Strictly they are not the same but as many have pointed out, there is an isomorphism between:

$$\biggl\{ f: I \to \bigcup_{i \in I} A_i \;\bigg|\; \forall i \in I: f(i) \in A_i \biggr\}$$

and

$$ \bigl\{ (a_1, \dots, a_n) \;\big|\; a_i \in A_i \text{ for } i = 1, \dots, n\}$$

the isomorphism is the one that psl2Z mentioned in his comment:

$(a_1,a_2,\ldots,a_n) \mapsto f$, where $f : \{1,\ldots,n\} \to \bigcup_{i \in I} A_i$ and such that $f(1) = a_1$, $f(2) = a_2$ $\ldots$ $f(n) = a_n$.

Viceversa, if you have a function $f : \{1,\ldots,n\} \to \bigcup_{i \in I} A_i$ such that $f(i) \in A_i$ forall $i \in \{1,\ldots,n\}$, then you identify $f \mapsto (f(1),f(2),\ldots,f(n))$.

Notice that we use $I = \{1,\ldots,n\}$, but we can use an arbitrary set, in your example $I = \{a,b\}$ and $A_1 = A_2 = \{1,2\}$, so you get

\begin{align} \{1,2\} \times \{1,2\} & := \{f : \{a,b\} \to \cup_{i \in \{a,b\}} A_i | f(i) \in A_i\} = \{f_1,f_2,f_3,f_4\}\tag{1} \end{align}

where

$f_1 : \{a,b\} \to \{1,2\}$ where $f_1(a) = 1$, $f_1(b) = 1$,

$f_2 : \{a,b\} \to \{1,2\}$ where $f_2(a) = 2$, $f_1(b) = 2$

$f_3 : \{a,b\} \to \{1,2\}$ where $f_3(a) = 1$, $f_1(b) = 2$,

$f_4 : \{a,b\} \to \{1,2\}$ where $f_2(a) = 2$, $f_1(b) = 1$,

we identify these four functions with the previous said isomorphism:

$f_1 \mapsto (1,1)$

$f_2 \mapsto (2,2)$

$f_3 \mapsto (1,2)$

$f_4 \mapsto (2,1)$

So we can use both definitions.

Answer 3

These are clearly equivalent, in fact canonically isomorphic, which is the best we can hope for in a definition like this.

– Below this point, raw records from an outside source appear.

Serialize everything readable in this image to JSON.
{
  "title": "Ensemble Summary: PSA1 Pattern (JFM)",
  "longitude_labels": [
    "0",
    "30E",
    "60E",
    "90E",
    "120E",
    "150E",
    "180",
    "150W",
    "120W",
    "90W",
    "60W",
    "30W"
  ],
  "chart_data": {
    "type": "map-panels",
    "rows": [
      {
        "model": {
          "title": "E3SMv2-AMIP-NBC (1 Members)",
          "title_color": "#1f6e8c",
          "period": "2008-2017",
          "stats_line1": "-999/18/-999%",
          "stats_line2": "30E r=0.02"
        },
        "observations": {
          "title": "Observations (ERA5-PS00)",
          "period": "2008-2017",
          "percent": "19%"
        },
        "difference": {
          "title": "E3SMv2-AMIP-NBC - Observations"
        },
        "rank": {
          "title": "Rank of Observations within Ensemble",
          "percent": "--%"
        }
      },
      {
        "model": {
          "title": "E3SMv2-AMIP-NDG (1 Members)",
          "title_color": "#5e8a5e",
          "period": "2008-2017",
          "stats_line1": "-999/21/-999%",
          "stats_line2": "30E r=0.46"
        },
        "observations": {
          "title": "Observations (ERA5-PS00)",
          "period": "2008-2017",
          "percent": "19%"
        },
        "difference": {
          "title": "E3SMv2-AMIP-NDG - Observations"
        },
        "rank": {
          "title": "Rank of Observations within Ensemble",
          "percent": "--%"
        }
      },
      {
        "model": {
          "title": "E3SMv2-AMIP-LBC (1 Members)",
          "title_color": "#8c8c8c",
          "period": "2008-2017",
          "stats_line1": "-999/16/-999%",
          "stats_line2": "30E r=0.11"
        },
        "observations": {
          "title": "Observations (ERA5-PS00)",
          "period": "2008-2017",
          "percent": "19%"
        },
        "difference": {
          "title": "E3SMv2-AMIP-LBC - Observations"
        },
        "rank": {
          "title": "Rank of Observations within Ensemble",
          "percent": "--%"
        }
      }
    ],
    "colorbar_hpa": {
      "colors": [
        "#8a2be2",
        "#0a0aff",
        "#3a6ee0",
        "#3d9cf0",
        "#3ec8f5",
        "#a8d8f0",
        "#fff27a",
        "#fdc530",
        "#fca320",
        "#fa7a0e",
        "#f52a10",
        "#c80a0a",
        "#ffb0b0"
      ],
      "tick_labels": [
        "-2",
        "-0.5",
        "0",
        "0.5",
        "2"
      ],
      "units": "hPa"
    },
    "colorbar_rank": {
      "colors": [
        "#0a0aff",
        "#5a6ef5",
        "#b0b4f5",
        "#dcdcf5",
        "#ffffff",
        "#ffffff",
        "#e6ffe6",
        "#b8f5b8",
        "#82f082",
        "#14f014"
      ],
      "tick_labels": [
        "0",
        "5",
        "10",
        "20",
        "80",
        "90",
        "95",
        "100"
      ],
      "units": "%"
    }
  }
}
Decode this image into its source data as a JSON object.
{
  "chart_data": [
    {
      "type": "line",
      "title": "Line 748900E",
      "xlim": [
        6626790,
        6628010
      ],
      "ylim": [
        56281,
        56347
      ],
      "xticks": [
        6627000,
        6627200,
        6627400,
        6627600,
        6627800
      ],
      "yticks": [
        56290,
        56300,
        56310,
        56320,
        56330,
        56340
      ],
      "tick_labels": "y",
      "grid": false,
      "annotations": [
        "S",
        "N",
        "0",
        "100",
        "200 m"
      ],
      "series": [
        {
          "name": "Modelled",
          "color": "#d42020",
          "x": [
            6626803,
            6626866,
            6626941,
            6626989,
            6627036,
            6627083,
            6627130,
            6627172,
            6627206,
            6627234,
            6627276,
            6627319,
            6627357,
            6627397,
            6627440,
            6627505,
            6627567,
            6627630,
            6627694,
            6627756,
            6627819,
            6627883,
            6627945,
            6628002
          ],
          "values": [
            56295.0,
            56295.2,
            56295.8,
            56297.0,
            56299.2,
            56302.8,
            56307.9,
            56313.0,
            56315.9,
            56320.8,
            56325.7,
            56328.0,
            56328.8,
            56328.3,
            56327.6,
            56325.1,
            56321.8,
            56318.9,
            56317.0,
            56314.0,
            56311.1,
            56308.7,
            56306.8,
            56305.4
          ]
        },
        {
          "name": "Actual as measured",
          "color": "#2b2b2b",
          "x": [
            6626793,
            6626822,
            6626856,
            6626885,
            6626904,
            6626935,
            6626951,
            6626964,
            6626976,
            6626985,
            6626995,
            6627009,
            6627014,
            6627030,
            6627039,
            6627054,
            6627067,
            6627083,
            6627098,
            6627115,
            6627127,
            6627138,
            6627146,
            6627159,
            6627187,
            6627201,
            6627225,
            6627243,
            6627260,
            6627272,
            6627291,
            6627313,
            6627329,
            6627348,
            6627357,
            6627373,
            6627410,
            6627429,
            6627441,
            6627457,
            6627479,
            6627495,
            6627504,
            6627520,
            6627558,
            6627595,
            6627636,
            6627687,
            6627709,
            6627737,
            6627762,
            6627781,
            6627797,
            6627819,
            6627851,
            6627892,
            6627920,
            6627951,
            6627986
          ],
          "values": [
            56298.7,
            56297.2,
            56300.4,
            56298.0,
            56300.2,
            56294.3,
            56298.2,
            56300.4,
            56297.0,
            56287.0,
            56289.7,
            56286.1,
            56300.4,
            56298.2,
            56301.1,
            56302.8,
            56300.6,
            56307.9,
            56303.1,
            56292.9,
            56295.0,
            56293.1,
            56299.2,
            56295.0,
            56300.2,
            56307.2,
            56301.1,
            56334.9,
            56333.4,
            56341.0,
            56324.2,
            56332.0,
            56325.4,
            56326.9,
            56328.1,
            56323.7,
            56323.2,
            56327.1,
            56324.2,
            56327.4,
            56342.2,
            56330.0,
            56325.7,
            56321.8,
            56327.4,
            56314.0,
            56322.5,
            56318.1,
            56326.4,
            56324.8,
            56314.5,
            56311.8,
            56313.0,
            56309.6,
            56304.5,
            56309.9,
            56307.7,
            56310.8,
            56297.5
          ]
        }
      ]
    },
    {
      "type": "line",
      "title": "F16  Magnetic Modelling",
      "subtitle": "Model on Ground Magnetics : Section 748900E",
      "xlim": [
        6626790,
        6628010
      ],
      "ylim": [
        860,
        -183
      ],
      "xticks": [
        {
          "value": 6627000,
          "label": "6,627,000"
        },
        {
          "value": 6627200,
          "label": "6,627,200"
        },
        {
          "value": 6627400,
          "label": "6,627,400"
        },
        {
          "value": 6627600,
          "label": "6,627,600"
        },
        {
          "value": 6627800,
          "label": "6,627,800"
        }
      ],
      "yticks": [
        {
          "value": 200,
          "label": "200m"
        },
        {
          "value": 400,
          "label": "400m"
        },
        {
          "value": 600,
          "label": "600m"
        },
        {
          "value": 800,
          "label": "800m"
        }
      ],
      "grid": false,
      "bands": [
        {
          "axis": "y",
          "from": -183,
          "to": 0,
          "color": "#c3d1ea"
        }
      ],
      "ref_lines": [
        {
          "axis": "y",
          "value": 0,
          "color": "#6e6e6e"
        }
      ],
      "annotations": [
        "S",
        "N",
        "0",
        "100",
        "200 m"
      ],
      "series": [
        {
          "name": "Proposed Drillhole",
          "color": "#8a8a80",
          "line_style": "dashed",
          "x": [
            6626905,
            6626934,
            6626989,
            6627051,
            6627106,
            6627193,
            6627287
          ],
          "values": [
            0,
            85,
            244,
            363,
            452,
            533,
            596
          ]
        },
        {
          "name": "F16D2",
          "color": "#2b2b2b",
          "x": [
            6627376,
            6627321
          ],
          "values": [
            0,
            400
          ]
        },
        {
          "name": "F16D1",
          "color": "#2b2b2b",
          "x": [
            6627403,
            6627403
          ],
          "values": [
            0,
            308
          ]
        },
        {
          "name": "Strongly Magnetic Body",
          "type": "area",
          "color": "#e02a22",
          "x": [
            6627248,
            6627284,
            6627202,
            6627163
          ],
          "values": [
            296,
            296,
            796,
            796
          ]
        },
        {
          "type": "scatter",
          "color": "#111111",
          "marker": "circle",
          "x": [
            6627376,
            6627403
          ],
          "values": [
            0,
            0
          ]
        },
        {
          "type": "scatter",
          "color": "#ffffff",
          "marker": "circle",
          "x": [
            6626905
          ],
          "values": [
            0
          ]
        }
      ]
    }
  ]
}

Whether we write a pair as $(a_1, a_2)$ or $\bigl( f(1), f(2) \bigr)$ or $\bigl\{ (1, f(1)), (2, f(2)) \bigr\}$ is immaterial.

Here, I've chosen to use the same index set $I = \{1, 2\}$ to compare the two definitions, so as not to have to put in another isomorphism $\{1, 2\} \leftrightarrow \{a, b\}$.